TEL AVIV (Mar. 22)
The Prime Minister’s Office confirmed Wednesday the existence of a controversial intelligence report, whose existence Prime Minister Yitzhak Shamir earlier appeared to deny.
Yossi Ben-Aharon, director general of the Prime Minister’s Office, said such an intelligence study had been submitted to the Cabinet.
But he denied news reports that the study had recommended Israeli negotiations with the Palestine Liberation Organization. The intelligence report made no policy recommendations, he stressed.
Shamir, who staunchly opposes talks with the PLO, was asked about the report at a news conference during the Prime Minister’s Conference on Jewish Solidarity With Israel.
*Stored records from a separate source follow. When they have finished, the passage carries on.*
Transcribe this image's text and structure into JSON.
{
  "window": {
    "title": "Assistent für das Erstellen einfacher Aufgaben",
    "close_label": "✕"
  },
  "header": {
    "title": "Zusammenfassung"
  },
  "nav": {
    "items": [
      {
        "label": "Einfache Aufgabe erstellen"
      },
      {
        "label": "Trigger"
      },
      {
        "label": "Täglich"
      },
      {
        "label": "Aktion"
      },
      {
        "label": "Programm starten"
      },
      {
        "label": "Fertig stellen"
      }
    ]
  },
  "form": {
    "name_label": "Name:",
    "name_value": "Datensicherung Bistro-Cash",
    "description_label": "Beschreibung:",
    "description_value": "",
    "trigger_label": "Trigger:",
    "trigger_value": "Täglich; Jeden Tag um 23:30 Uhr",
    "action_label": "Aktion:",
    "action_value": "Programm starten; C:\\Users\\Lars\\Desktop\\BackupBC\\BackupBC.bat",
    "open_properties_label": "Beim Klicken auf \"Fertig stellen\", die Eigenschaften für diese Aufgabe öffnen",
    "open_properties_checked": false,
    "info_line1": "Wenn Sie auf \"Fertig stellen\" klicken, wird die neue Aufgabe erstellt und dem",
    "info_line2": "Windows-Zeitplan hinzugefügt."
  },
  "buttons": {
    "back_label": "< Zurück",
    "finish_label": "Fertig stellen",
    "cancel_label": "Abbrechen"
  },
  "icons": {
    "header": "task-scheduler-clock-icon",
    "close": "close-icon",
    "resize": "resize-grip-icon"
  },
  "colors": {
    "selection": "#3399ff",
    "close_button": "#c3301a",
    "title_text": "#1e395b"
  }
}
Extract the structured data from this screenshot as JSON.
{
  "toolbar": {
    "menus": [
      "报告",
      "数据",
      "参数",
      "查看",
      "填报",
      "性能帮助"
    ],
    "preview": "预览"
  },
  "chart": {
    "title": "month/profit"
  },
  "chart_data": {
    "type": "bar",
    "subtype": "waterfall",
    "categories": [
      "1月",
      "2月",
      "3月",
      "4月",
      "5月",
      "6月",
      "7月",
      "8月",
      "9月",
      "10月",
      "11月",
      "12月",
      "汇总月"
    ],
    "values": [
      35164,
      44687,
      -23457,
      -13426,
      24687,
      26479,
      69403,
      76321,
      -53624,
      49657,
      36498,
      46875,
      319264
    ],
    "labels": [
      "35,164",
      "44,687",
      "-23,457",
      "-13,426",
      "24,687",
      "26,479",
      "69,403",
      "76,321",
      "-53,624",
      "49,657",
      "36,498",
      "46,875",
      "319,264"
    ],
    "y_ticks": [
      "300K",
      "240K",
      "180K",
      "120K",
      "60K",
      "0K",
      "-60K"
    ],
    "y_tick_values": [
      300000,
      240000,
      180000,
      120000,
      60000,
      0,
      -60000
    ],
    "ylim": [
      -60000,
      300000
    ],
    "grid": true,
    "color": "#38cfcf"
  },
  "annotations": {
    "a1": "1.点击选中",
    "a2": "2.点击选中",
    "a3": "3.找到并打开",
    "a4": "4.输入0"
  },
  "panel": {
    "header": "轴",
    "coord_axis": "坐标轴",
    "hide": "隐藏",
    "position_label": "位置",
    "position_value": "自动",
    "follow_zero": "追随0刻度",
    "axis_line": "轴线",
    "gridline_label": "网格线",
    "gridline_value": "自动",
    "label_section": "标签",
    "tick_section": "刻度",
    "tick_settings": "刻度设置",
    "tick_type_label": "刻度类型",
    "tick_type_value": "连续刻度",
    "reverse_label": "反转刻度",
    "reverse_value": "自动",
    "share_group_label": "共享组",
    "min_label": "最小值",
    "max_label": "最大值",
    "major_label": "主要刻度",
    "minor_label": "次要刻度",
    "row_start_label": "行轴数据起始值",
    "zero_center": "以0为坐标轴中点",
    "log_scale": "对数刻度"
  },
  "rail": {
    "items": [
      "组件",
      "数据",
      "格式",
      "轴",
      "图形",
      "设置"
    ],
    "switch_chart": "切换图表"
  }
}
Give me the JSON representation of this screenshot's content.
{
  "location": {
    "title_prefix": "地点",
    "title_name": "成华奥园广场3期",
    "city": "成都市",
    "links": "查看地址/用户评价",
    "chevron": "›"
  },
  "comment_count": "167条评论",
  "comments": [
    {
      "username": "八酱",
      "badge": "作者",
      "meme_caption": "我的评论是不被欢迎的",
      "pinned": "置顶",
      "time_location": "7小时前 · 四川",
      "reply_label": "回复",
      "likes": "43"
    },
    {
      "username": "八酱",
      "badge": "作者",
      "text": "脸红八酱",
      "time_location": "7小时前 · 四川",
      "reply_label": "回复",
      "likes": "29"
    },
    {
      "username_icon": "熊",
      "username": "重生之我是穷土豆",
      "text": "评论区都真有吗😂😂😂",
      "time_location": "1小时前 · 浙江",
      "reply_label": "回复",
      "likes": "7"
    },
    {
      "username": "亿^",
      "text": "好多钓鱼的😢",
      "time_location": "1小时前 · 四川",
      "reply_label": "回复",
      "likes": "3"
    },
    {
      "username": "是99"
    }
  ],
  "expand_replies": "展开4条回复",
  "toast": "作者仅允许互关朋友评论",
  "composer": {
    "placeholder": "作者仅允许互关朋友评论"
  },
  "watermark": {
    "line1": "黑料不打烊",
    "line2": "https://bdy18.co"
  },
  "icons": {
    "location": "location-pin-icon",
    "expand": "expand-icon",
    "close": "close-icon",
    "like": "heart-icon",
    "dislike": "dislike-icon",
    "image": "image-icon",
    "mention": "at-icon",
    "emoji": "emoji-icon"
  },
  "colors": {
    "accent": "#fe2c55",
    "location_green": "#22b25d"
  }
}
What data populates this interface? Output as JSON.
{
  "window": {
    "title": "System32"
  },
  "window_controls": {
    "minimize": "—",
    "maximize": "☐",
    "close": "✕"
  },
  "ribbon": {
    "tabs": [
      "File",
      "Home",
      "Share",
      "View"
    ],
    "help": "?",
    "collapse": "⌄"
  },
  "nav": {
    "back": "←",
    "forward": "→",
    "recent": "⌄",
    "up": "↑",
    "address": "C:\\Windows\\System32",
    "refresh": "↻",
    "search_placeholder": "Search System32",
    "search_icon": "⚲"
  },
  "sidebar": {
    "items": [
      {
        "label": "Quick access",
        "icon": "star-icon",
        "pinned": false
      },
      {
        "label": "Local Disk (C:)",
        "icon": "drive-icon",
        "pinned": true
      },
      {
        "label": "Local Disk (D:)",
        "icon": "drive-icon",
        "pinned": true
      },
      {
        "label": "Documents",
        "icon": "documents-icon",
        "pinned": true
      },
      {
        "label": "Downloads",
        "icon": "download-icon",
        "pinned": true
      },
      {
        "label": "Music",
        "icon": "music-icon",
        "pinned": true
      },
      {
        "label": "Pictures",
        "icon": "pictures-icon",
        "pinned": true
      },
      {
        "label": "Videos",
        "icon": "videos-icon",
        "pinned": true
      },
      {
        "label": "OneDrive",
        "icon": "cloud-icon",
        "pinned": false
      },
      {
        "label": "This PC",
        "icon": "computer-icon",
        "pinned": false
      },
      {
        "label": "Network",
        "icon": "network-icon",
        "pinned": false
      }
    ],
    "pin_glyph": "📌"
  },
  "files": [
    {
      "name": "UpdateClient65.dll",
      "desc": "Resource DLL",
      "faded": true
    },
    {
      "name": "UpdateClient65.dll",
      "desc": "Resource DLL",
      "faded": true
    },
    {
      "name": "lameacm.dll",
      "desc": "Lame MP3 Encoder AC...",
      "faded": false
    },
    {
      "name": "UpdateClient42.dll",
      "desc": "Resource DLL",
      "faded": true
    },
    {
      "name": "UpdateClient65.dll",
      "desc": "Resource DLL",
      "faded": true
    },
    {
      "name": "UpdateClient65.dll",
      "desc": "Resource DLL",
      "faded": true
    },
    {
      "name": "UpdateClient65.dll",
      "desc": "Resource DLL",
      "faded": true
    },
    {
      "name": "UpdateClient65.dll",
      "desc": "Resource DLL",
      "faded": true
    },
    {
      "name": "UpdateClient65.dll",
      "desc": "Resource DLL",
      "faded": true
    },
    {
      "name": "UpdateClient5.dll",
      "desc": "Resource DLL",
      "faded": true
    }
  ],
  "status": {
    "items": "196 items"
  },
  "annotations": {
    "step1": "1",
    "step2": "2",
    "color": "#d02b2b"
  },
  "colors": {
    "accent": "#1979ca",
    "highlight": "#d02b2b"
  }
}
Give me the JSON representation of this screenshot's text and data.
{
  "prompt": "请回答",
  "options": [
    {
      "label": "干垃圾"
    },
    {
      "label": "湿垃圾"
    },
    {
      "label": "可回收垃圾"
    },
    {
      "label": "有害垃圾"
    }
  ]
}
“All that was included in this information was a lie,” he told reporters. “We are not getting any advice of this kind from our intelligence people.”
Ministers present at the Inner Cabinet meeting at which the intelligence assessment was presented have expressed surprise at Shamir’s denial of the existence of the document.
Ben-Aharon told Israel Radio Wednesday that all the recommendations reported by the media were “fabrications,” as policy recommendations are not the function of the military intelligence service.
The task of the intelligence service “is to present the political level with an analysis and an intelligence estimate of actions, policies and intentions of what is defined as the enemy,” he said.
MA’ARIV STORY CRITICIZED
Ben-Aharon added, “What we had was a picture of the violence in the territories and the course it has taken, to what extent it is directed by the PLO and to what extent there is a chance of reducing this violence by involving the PLO by one way or another.”
Ben-Aharon also said that reports of the assessment that appeared in a New York newspaper last month were also “totally without foundation.”
The Village Voice published a story Feb. 14 saying that Shamir and Ben-Aharon discounted intelligence reports of PLO moderation, and that Ben-Aharon had accused military intelligence of bias and of contradicting an Israeli law that bans talking with the PLO.
The newspaper attributed its report to intellignece sources.
Dissension over the intelligence report has also lead to a public dispute between British press baron Robert Maxwell, who recently bought a large bloc of shares in the Israeli afternoon newspaper Ma’ariv, and the paper’s editor, Ido Dissenchik.
Maxwell, participating in the news conference at the solidarity conference, denied press reports of the intelligence assessment and said that he planned to tell the Ma’ariv editor he should be “more careful before publishing that kind of rubbish.”
Dissenchik told the Jerusalem Post that he had subsequently spoken to Maxwell and had told him the report was true and that he stood by it.
The editor repeated statements he had made when the Maxwell share purchase was first announced — that the British press investor would have a representative on the Ma’ariv board, but he would have no say in the paper’s editorial policy.